Fork the repository using the "fork" button on github, by following these instructions: https://help.github.com/articles/fork-a-repo/

Here is a step-by-step guide to submitting contributions:

  1. Create a new branch for each fix; give it a nice suggestive name:
    • git branch yourBranchName
    • git checkout yourBranchName
  2. git add <files that changed>
  3. git commit -m "Description of commit"
  4. git fetch upstream
  5. git rebase upstream/master
  6. Resolve conflicts, if any (rebase won't work if you don't; as you find conflicts you will need to git add the files you have merged, and then you may need to use git rebase --continue or git rebase --skip)
  7. Test, analyze merged version.
  8. git push -f origin yourBranchName.
  9. Create a pull request to merge your new branch into master (using the web ui).
  10. Delete your branch after the merging has been done git branch -D yourBranchName

4.9. Guidance in writing code

  • Use the IntelliJ code inspection feature (Analyze/Inspect code).

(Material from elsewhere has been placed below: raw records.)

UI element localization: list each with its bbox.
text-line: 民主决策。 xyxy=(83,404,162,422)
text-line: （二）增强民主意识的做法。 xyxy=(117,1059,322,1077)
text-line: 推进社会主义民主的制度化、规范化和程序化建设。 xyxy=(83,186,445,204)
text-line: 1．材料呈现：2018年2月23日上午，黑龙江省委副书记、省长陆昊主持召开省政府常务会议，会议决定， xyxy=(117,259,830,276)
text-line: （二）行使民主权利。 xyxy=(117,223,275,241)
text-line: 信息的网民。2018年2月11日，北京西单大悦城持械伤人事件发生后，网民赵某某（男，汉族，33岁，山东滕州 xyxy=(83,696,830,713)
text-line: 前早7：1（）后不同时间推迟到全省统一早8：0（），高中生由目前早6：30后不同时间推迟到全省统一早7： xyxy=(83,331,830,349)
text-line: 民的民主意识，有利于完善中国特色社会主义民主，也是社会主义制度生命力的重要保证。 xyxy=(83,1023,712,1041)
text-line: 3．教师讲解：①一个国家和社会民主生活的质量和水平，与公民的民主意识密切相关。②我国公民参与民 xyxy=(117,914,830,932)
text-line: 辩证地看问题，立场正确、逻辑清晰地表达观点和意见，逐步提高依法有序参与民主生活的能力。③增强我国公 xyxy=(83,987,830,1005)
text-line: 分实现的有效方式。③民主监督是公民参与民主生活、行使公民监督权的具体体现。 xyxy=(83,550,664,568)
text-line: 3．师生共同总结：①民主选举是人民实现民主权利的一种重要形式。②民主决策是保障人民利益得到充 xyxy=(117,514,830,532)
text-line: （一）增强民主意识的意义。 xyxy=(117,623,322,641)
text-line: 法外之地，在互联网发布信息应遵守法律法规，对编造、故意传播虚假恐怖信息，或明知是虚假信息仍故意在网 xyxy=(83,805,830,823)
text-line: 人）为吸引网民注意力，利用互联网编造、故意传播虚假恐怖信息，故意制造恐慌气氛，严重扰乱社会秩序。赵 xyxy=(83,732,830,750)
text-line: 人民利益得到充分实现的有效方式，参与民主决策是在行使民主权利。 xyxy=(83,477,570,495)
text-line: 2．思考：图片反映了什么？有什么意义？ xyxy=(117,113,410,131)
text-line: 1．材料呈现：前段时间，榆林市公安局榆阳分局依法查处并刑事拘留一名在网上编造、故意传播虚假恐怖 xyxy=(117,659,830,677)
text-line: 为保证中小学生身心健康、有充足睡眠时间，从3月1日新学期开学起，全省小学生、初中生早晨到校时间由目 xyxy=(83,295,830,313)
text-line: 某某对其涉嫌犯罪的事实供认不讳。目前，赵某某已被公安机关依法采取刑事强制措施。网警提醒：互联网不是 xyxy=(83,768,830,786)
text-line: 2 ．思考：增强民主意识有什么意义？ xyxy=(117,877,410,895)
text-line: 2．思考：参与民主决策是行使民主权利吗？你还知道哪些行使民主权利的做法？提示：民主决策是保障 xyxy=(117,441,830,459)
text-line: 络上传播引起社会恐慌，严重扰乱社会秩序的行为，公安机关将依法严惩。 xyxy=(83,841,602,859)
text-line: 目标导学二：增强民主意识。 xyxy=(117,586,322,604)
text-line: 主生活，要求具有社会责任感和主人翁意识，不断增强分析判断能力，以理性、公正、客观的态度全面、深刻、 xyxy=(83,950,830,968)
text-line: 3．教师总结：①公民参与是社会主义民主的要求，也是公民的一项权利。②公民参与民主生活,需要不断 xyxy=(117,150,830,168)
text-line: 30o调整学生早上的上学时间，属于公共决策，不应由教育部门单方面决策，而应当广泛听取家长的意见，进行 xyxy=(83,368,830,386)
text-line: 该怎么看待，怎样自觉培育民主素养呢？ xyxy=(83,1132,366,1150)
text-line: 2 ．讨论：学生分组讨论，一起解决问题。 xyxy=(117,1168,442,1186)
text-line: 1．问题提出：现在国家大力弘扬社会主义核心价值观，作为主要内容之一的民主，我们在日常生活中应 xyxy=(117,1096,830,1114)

  • The pseudorandom generator is implemented in the class Randomness.java and uses Mersenne Twister. Do not use the Java Random.

  • By default all pointers are assumed to be non-null; use the @Nullable annotation (from javax.annotation) for all pointers which can be null. Use Converters.checkNull to cast a @Nullable pointer to a non-null pointer.

  • Some code executes on multiple machines or in multiple threads. In particular, all classes that derive from IMap or ISketch should be immutable.